Jenes Luxushotel steht seit nunmehr 20 Jahren leer, vom einstigen Glamour ist nicht viel übrig geblieben. Stattdessen beflügelt das Bauwerk die Phantasie der Autorenwelt, so auch die des deutschen Jugendbuch- und Fantasy-Schriftstellers Kay Meyer. Eine langjährige Freundschaft verbindet ihn mit Alexander F. Spreng, besser bekannt als Asp und Mastermind der gleichnamigen Gothic Novel Rock-Band.

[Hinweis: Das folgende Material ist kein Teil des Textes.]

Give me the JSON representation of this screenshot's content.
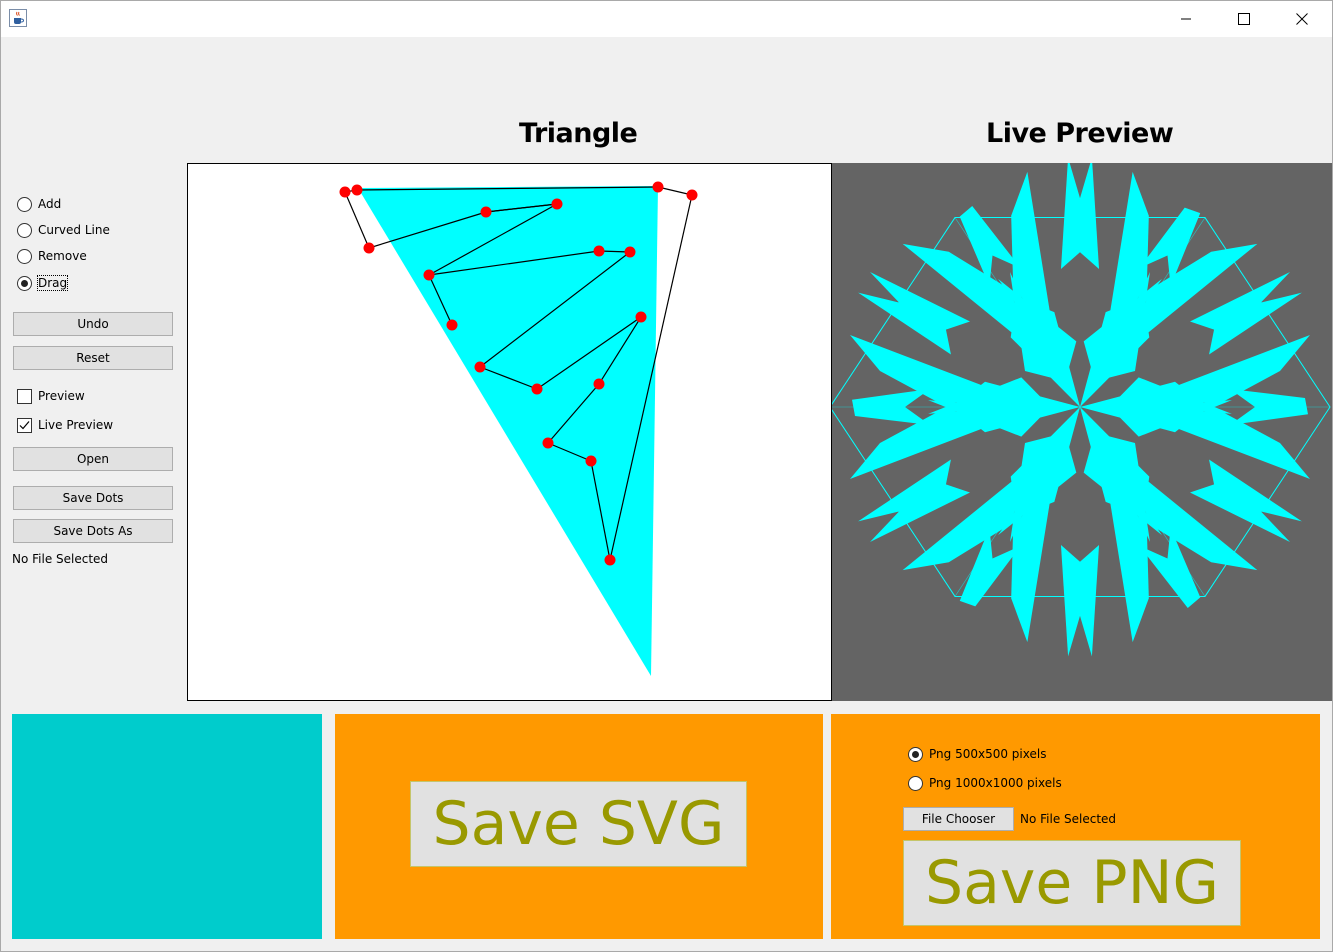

Nach dem Fremder-Zyklus und einer ausgiebigen Best-Of-Tournee zum 15-jährigen Bestehen der Band im vergangenen Jahr melden sich ASP mit neuem Material zurück.

Verfallen Folge 1: Astoria basiert auf der exklusiv im Booklet der CD abgedruckten Kurzgeschichte „Das Fleisch der Vielen“ von Kay Meyer, in welcher zwei linke Demonstranten während massiver Ausschreitungen auf dem Willy-Brandt-Platz in das verfallene Hotel Astoria flüchten und dort ihre persönliche Horrorgeschichte erleben, denn der Baukörper scheint ein Eigenleben zu haben…

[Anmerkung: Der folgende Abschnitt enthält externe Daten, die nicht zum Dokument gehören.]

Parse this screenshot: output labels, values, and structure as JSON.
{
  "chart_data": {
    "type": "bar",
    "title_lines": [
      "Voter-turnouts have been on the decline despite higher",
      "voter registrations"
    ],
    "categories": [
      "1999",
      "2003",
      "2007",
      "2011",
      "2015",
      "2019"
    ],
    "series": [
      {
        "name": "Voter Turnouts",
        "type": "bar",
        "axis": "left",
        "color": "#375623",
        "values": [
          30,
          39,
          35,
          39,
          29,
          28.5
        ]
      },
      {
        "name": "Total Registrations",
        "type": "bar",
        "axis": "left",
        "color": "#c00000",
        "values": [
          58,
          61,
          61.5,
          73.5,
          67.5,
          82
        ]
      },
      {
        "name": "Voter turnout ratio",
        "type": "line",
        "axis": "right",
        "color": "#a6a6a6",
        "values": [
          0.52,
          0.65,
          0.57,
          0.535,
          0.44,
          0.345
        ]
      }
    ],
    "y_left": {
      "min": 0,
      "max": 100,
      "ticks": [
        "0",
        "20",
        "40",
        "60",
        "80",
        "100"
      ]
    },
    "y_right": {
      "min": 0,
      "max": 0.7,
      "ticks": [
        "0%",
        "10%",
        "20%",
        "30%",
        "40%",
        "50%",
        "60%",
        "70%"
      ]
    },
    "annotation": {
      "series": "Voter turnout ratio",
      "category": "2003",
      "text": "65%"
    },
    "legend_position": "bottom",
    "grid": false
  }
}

Wie konnte es dazu kommen? Wir drehen die Zeit zurück ins Jahr 1919. Hier setzt das ASP-Album mit seinem Gothic Novel an. Der Protagonist der Geschichte kämpft in Berlin mit den Widrigkeiten der Nachkriegszeit. Obdachlos, ohne Hab und Gut beschließt er, die Stadt zu verlassen. Seine Entscheidung steht fest, er befindet sich an einem Kreuzweg seines Lebens. „Himmel und Hölle“ ist der bedeutungsschwere, mitreißende und rockig klingende Opener des Albums – ein klassischer Live-Song, der bei den Konzerten der „Verfallen“-Tour im Herbst 2015 entsprechend gut beim Publikum ankam und mit Sicherheit ein fester Bestandteil kommender Konzerte werden wird.


Mit dem Abspielen des Videos, akzeptierst du die Datenschutz- und Nutzungsbedingungen von YouTube.

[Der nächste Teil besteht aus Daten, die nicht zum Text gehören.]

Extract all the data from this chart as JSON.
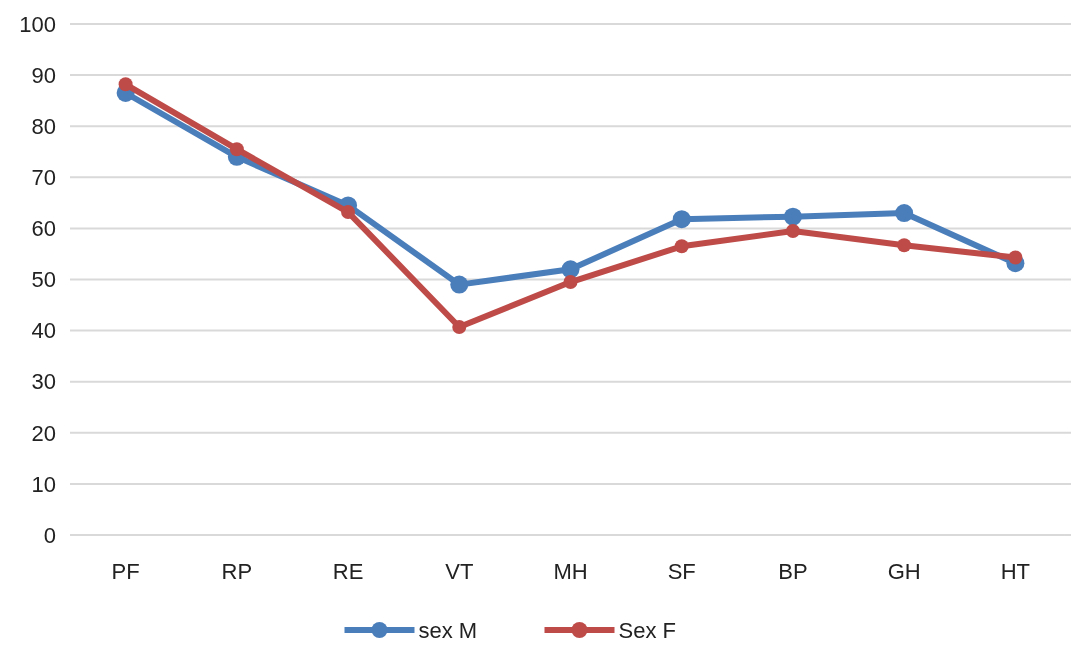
{
  "chart_data": {
    "type": "line",
    "categories": [
      "PF",
      "RP",
      "RE",
      "VT",
      "MH",
      "SF",
      "BP",
      "GH",
      "HT"
    ],
    "series": [
      {
        "name": "sex M",
        "color": "#4a7ebb",
        "values": [
          86.5,
          74,
          64.5,
          49,
          52,
          61.8,
          62.3,
          63,
          53.2
        ]
      },
      {
        "name": "Sex F",
        "color": "#be4b48",
        "values": [
          88.2,
          75.5,
          63.2,
          40.7,
          49.5,
          56.5,
          59.5,
          56.7,
          54.3
        ]
      }
    ],
    "ylim": [
      0,
      100
    ],
    "yticks": [
      0,
      10,
      20,
      30,
      40,
      50,
      60,
      70,
      80,
      90,
      100
    ],
    "grid": "y",
    "legend": "bottom",
    "marker": "circle",
    "line_style": "solid"
  }
}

Den Hintergrund der Entscheidung des Protagonisten erfährt der Hörer in „Machs gut, Berlin“. Melancholisch, begleitet von Piano-Klängen, führt der Protagonist ein Selbstgespräch über seine Beweggründe. Die Stadt brachte ihm kein Glück, mit neuem Namen und neuen Kleidern macht er sich auf den Weg nach Leipzig, das zu dieser Jahreszeit besonders schön sei, auf dass ihm endlich einmal die Welt zu Füßen liege.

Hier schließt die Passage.